Pode-se, então, afirmar que a legislação ambiental, federal e municipal, aliada ao Plano Diretor, a Lei de Uso e Ocupação do Solo, a lei municipal referente a posturas e edificações e a lei municipal do parcelamento do solo, constituem o conjunto de normas mais importantes de um município. Tal conjunto de normas foi ampliado com a Lei nº 10.257/2001 (Estatuto da Cidade), quando os municípios passaram a contar com valiosos instrumentos de planejamento urbano, além de institutos tributários, financeiros, jurídicos e políticos.

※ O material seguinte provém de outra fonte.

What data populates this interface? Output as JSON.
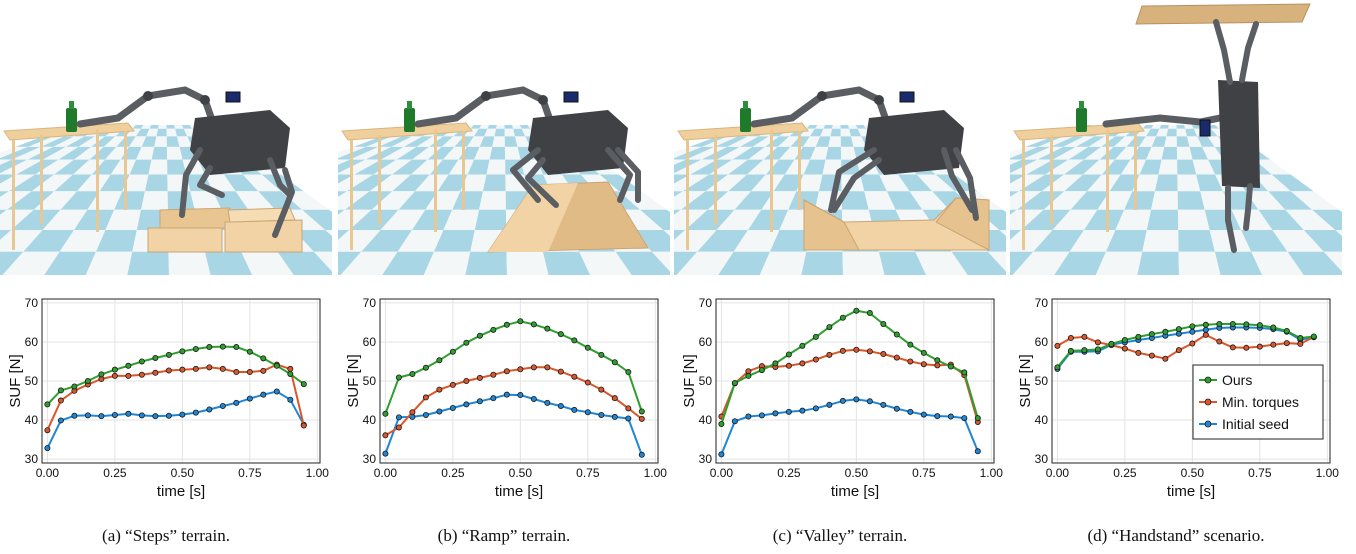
{
  "colors": {
    "ours": "#2e9e2e",
    "min_torques": "#d9572b",
    "initial_seed": "#1f86d6",
    "table": "#efcf9c",
    "terrain": "#f1d3a6",
    "robot": "#3f4144",
    "floor_a": "#a9d6e5",
    "floor_b": "#f4f7f8"
  },
  "legend": {
    "ours": "Ours",
    "min_torques": "Min. torques",
    "initial_seed": "Initial seed"
  },
  "panels": [
    {
      "caption": "(a) “Steps” terrain.",
      "scene": "steps"
    },
    {
      "caption": "(b) “Ramp” terrain.",
      "scene": "ramp"
    },
    {
      "caption": "(c) “Valley” terrain.",
      "scene": "valley"
    },
    {
      "caption": "(d) “Handstand” scenario.",
      "scene": "handstand"
    }
  ],
  "chart_data": [
    {
      "type": "line",
      "xlabel": "time [s]",
      "ylabel": "SUF [N]",
      "xlim": [
        0,
        1.0
      ],
      "ylim": [
        30,
        70
      ],
      "xticks": [
        0.0,
        0.25,
        0.5,
        0.75,
        1.0
      ],
      "xtick_labels": [
        "0.00",
        "0.25",
        "0.50",
        "0.75",
        "1.00"
      ],
      "yticks": [
        30,
        40,
        50,
        60,
        70
      ],
      "x": [
        0.0,
        0.05,
        0.1,
        0.15,
        0.2,
        0.25,
        0.3,
        0.35,
        0.4,
        0.45,
        0.5,
        0.55,
        0.6,
        0.65,
        0.7,
        0.75,
        0.8,
        0.85,
        0.9,
        0.95
      ],
      "series": [
        {
          "key": "ours",
          "values": [
            44.0,
            47.6,
            48.6,
            50.0,
            51.7,
            52.9,
            53.9,
            55.0,
            55.9,
            56.7,
            57.6,
            58.2,
            58.7,
            58.8,
            58.7,
            57.5,
            55.8,
            53.9,
            51.8,
            49.2
          ]
        },
        {
          "key": "min_torques",
          "values": [
            37.4,
            45.0,
            47.5,
            49.1,
            50.5,
            51.3,
            51.3,
            51.6,
            52.1,
            52.7,
            52.9,
            53.1,
            53.5,
            53.1,
            52.3,
            52.3,
            52.6,
            54.2,
            53.1,
            38.6
          ]
        },
        {
          "key": "initial_seed",
          "values": [
            32.8,
            39.9,
            41.1,
            41.2,
            41.0,
            41.3,
            41.6,
            41.2,
            41.0,
            41.1,
            41.4,
            41.9,
            42.7,
            43.6,
            44.4,
            45.5,
            46.5,
            47.3,
            45.2,
            38.8
          ]
        }
      ]
    },
    {
      "type": "line",
      "xlabel": "time [s]",
      "ylabel": "SUF [N]",
      "xlim": [
        0,
        1.0
      ],
      "ylim": [
        30,
        70
      ],
      "xticks": [
        0.0,
        0.25,
        0.5,
        0.75,
        1.0
      ],
      "xtick_labels": [
        "0.00",
        "0.25",
        "0.50",
        "0.75",
        "1.00"
      ],
      "yticks": [
        30,
        40,
        50,
        60,
        70
      ],
      "x": [
        0.0,
        0.05,
        0.1,
        0.15,
        0.2,
        0.25,
        0.3,
        0.35,
        0.4,
        0.45,
        0.5,
        0.55,
        0.6,
        0.65,
        0.7,
        0.75,
        0.8,
        0.85,
        0.9,
        0.95
      ],
      "series": [
        {
          "key": "ours",
          "values": [
            41.6,
            50.9,
            51.8,
            53.4,
            55.3,
            57.5,
            59.8,
            61.6,
            63.1,
            64.4,
            65.3,
            64.5,
            63.4,
            62.0,
            60.4,
            58.5,
            56.7,
            54.8,
            52.3,
            42.2
          ]
        },
        {
          "key": "min_torques",
          "values": [
            36.1,
            38.1,
            42.0,
            45.8,
            47.8,
            49.0,
            50.0,
            50.8,
            51.6,
            52.5,
            53.0,
            53.5,
            53.5,
            52.4,
            51.1,
            49.6,
            47.8,
            45.6,
            43.0,
            40.3
          ]
        },
        {
          "key": "initial_seed",
          "values": [
            31.4,
            40.7,
            40.8,
            41.3,
            42.2,
            43.1,
            44.0,
            44.8,
            45.6,
            46.5,
            46.4,
            45.4,
            44.4,
            43.6,
            42.6,
            42.0,
            41.3,
            40.8,
            40.4,
            31.1
          ]
        }
      ]
    },
    {
      "type": "line",
      "xlabel": "time [s]",
      "ylabel": "SUF [N]",
      "xlim": [
        0,
        1.0
      ],
      "ylim": [
        30,
        70
      ],
      "xticks": [
        0.0,
        0.25,
        0.5,
        0.75,
        1.0
      ],
      "xtick_labels": [
        "0.00",
        "0.25",
        "0.50",
        "0.75",
        "1.00"
      ],
      "yticks": [
        30,
        40,
        50,
        60,
        70
      ],
      "x": [
        0.0,
        0.05,
        0.1,
        0.15,
        0.2,
        0.25,
        0.3,
        0.35,
        0.4,
        0.45,
        0.5,
        0.55,
        0.6,
        0.65,
        0.7,
        0.75,
        0.8,
        0.85,
        0.9,
        0.95
      ],
      "series": [
        {
          "key": "ours",
          "values": [
            39.0,
            49.5,
            51.3,
            52.8,
            54.5,
            56.8,
            59.0,
            61.3,
            63.8,
            66.2,
            68.0,
            67.4,
            64.6,
            61.9,
            59.3,
            57.2,
            55.3,
            53.7,
            52.2,
            40.5
          ]
        },
        {
          "key": "min_torques",
          "values": [
            40.9,
            49.4,
            52.5,
            53.8,
            53.6,
            53.9,
            54.5,
            55.5,
            56.7,
            57.7,
            58.0,
            57.6,
            56.9,
            56.0,
            55.0,
            54.3,
            54.0,
            54.2,
            51.5,
            39.5
          ]
        },
        {
          "key": "initial_seed",
          "values": [
            31.2,
            39.7,
            40.9,
            41.2,
            41.7,
            42.1,
            42.4,
            43.0,
            43.9,
            44.9,
            45.3,
            44.8,
            43.9,
            42.9,
            42.1,
            41.4,
            41.0,
            40.9,
            40.5,
            32.0
          ]
        }
      ]
    },
    {
      "type": "line",
      "xlabel": "time [s]",
      "ylabel": "SUF [N]",
      "xlim": [
        0,
        1.0
      ],
      "ylim": [
        30,
        70
      ],
      "xticks": [
        0.0,
        0.25,
        0.5,
        0.75,
        1.0
      ],
      "xtick_labels": [
        "0.00",
        "0.25",
        "0.50",
        "0.75",
        "1.00"
      ],
      "yticks": [
        30,
        40,
        50,
        60,
        70
      ],
      "legend_position": "bottom-right",
      "x": [
        0.0,
        0.05,
        0.1,
        0.15,
        0.2,
        0.25,
        0.3,
        0.35,
        0.4,
        0.45,
        0.5,
        0.55,
        0.6,
        0.65,
        0.7,
        0.75,
        0.8,
        0.85,
        0.9,
        0.95
      ],
      "series": [
        {
          "key": "ours",
          "values": [
            53.5,
            57.7,
            57.9,
            58.1,
            59.5,
            60.5,
            61.3,
            62.0,
            62.6,
            63.3,
            64.0,
            64.4,
            64.6,
            64.6,
            64.5,
            64.3,
            63.7,
            62.8,
            61.0,
            61.4
          ]
        },
        {
          "key": "min_torques",
          "values": [
            59.0,
            61.0,
            61.3,
            59.9,
            59.2,
            58.3,
            57.2,
            56.5,
            55.7,
            57.9,
            59.6,
            61.8,
            60.1,
            58.6,
            58.5,
            58.8,
            59.3,
            59.7,
            59.5,
            61.3
          ]
        },
        {
          "key": "initial_seed",
          "values": [
            53.1,
            57.5,
            57.5,
            57.6,
            59.3,
            59.9,
            60.5,
            61.0,
            61.6,
            62.1,
            62.6,
            63.1,
            63.6,
            63.7,
            63.7,
            63.6,
            63.3,
            62.6,
            60.6,
            61.2
          ]
        }
      ]
    }
  ]
}
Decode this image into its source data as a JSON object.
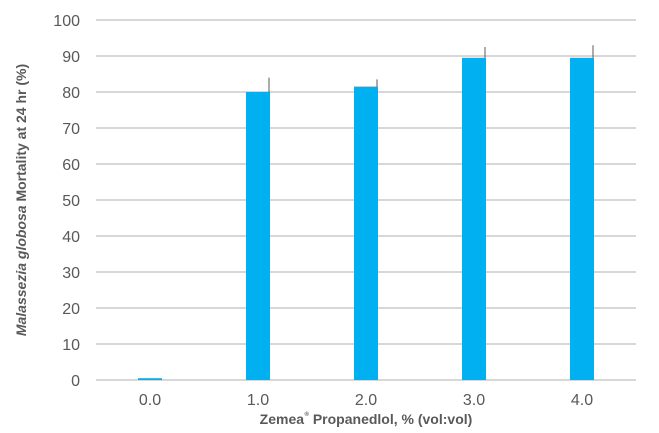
{
  "chart_data": {
    "type": "bar",
    "categories": [
      "0.0",
      "1.0",
      "2.0",
      "3.0",
      "4.0"
    ],
    "values": [
      0.5,
      80,
      81.5,
      89.5,
      89.5
    ],
    "error": [
      0,
      4,
      2,
      3,
      3.5
    ],
    "ylim": [
      0,
      100
    ],
    "yticks": [
      "0",
      "10",
      "20",
      "30",
      "40",
      "50",
      "60",
      "70",
      "80",
      "90",
      "100"
    ],
    "xlabel_part1": "Zemea",
    "xlabel_sup": "®",
    "xlabel_part2": " Propanedlol, % (vol:vol)",
    "ylabel_italic": "Malassezia globosa",
    "ylabel_rest": " Mortality at 24 hr (%)",
    "grid": true,
    "bar_color": "#00B0F0",
    "gridline_color": "#BFBFBF",
    "errorbar_color": "#595959"
  }
}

De acordo com o art. 2º do Estatuto da Cidade, a política urbana tem por objetivo ordenar o pleno desenvolvimento da cidade e da propriedade urbana. Dentre as diretrizes gerais estabelecidas no citado art. 2º, merecem destaque as seguintes: i) garantia do direito à cidades sustentáveis, entendido como o direito à moradia, ao saneamento ambiental, à infra-estrutura urbana, ao transporte e aos serviços públicos, ao trabalho e ao lazer, para as presentes e futuras gerações; ii) cooperação entre os governos, a iniciativa privada e os demais setores da sociedade no processo de urbanização, em atendimento ao interesse social; iii) planejamento do desenvolvimento das cidades, da distribuição espacial da população e das atividades econômicas do Município e do território sob sua área de influência, de modo a evitar e corrigir as distorções do crescimento urbano e seus efeitos negativos sobre o meio ambiente.

Verifica-se, portanto, que a ordenação do espaço urbano envolve, necessariamente, a observância de normas ambientais e de normas urbanísticas e que a infringência a essa legislação legitima a atuação do município através da ação civil pública, importante instrumento processual que, por sua natureza e complexidade, permite que se exija do réu o cumprimento de uma obrigação de fazer ou de não fazer, bem como o pagamento de indenização por dano causado ao meio ambiente ou à ordem urbanística.

Salienta-se, por último, que as normas urbanísticas são normas cogentes. Por conseguinte, não é dado ao particular optar ou não por seu cumprimento, assim como não concede ao poder público simples faculdade para fiscalizar ou não sua observância. As normas urbanísticas consubstanciam um poder-dever. O desrespeito às normas ambientais e urbanísticas não pode ser tolerado sob o argumento, por exemplo, da teoria do fato consumado. É inadmissível que, para evitar a demolição total ou parcial de um empreendimento ou atividade instalada sem licença ambiental ou situada em via inadequada, o poder público se quede a esse tipo de argumento, inaceitável sob todos os aspectos, por submeter o planejamento das cidades a um grande caos.